The CashDB project is functional, yet several areas could still be greatly improved. This document lists the areas of prime interest for further contributions.
CashDB already includes its suite of unit tests, however, the quantity (and quality) of our testing suite is not as high as we would like it to be. The project would quite a few more regression tests in order to vetted as production ready.
Currently, the client-server connection is merely a naked TCP socket with no authentification and not transport encryption. Those features would be desirable to add to CashDB. It is suggested to adopt cryptographic primitives that are already used in Bitcoin to minimize the technological mass of the solution.
The CoinPack
would benefit from a non-cryptographic hash intended to detect
storage corruptions. The goal is not to prevent storage corruption from
happening, but merely to detect them when they happen, and terminate the
instance accordingly with a non-recoverable error status.
We suggest to use xxHash, which has a C#/.NET implementation at: https://github.com/uranium62/xxHash
The ChainStore
keeps a value named OldestOrphanHeight
which represents the
oldest orphaned block still present in the coin storage. In order to keep the
Lineage
queries very fast, it's important to keep the OldestOrphanHeight
reasonably close to the tip of the chain - ideally within the last 20,000 blocks
or so.
While CashDB performs a lazy pruning over its coin, there is no explict pruning
that provides the guarantee that could be used to raise OldestOrphanHeight
.
As this pruning does not need to happen more frequently than once in a couple of month, it could be first implemented with an offline logic (forcing the instance to shutdown) which is simpler than the online logic.

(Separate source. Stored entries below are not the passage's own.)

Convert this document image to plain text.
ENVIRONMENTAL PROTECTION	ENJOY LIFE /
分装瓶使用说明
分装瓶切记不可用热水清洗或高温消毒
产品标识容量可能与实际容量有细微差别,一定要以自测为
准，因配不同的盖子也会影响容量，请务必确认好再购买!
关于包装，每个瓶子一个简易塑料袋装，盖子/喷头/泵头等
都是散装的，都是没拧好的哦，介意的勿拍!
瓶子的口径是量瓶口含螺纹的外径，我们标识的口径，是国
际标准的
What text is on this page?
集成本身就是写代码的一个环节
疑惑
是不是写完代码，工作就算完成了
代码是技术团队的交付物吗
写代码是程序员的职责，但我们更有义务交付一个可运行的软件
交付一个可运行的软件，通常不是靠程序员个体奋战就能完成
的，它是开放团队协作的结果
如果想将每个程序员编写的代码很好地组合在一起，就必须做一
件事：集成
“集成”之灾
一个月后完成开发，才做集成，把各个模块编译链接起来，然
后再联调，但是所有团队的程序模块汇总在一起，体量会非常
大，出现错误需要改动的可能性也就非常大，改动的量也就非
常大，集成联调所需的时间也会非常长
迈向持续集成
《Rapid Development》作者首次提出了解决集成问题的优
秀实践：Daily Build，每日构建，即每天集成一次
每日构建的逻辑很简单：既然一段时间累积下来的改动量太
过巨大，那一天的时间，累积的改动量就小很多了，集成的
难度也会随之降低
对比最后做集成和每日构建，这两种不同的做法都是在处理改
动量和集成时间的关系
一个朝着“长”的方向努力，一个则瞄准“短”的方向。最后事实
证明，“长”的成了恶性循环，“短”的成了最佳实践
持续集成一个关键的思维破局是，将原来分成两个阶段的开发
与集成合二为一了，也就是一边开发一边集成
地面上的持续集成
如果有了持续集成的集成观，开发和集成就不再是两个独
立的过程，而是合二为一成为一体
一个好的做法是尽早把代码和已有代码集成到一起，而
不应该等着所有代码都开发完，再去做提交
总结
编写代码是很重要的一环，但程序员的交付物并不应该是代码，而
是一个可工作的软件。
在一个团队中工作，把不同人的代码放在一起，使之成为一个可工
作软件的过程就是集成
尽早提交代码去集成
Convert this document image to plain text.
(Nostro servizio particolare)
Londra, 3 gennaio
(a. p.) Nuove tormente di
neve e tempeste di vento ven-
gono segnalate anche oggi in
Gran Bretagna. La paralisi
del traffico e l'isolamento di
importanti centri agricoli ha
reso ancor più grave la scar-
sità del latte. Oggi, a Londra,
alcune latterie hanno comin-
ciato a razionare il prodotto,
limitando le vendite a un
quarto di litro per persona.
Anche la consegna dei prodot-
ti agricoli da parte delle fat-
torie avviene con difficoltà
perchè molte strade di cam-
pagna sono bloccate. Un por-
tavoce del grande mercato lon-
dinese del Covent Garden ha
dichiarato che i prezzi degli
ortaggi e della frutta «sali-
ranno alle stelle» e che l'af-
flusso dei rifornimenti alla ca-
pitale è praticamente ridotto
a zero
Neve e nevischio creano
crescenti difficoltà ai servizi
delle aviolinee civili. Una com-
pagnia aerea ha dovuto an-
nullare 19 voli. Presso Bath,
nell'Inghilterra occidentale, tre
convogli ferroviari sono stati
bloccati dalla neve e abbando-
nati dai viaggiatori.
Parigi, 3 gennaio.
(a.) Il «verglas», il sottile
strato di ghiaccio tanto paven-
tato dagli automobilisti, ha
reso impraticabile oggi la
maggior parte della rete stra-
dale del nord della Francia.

The benchmark of CashDB is synthetic. While it should be reasonably close from the real thing, performing a real benchmark is of prime interest.
CashDB hasn't been pushed to its single machine limits. In particular, we have not tried and tested:
- Spread the first layer over two Intel Optane devices - balancing the shards over the two storage devices.
- Take advantage of the second storage layer (already implemented) to increase the amount of storage for a fixed hardware cost.
-
Storage usage: there is no tool to answer the question "how full" is the CashDB instance. Such a tool could be implemented by a simple utility taking samples from one of the shard.
-
Re-layout: there is no tool to re-organize to expand and/or migrate the storage from one file layout to another.
CashDB does not yet take advantage of the weak durability semantic on coin writes (durable only when "commit block" is called). This could be used to significantly improve the burst-writes throughput (although this would not improve the sustained throughput).
The design would be as follow.
For each shard:
- keep coin updates in memory (no immediate writes).
- when coin updates reaches 4k, persist the diff in a backlog file.
- async process to apply coin updates to the storage.
Upon "commit block", ensure that all coin updates have been flushed into their respective journal before returning.
The implementation of SozuTable
becomes more complex, as it has to properly
take into account the coin updates that are in-memory but not yet part of the
storage.
If the backlog file becomes too large, the Sozu table should revert back to direct writes.
In order to serve wallets, a reverse indexing of the UTXO must be implemented, mapping the script hashes back to the coins.
The design of CashDB can be adapted for this purpose. In particular, the reverse indexing can be made much more efficient, as both outpoints and script hashes can be re-hashed through SipHash into 64bits digest. Accidental collisions get resolved on the UTXO side (but remains rare, hence keeping the overhead negligible).
The event-driven design of CashDB should rather gracefully evolve into a multi- machine setup, however this represents a significant undertaking.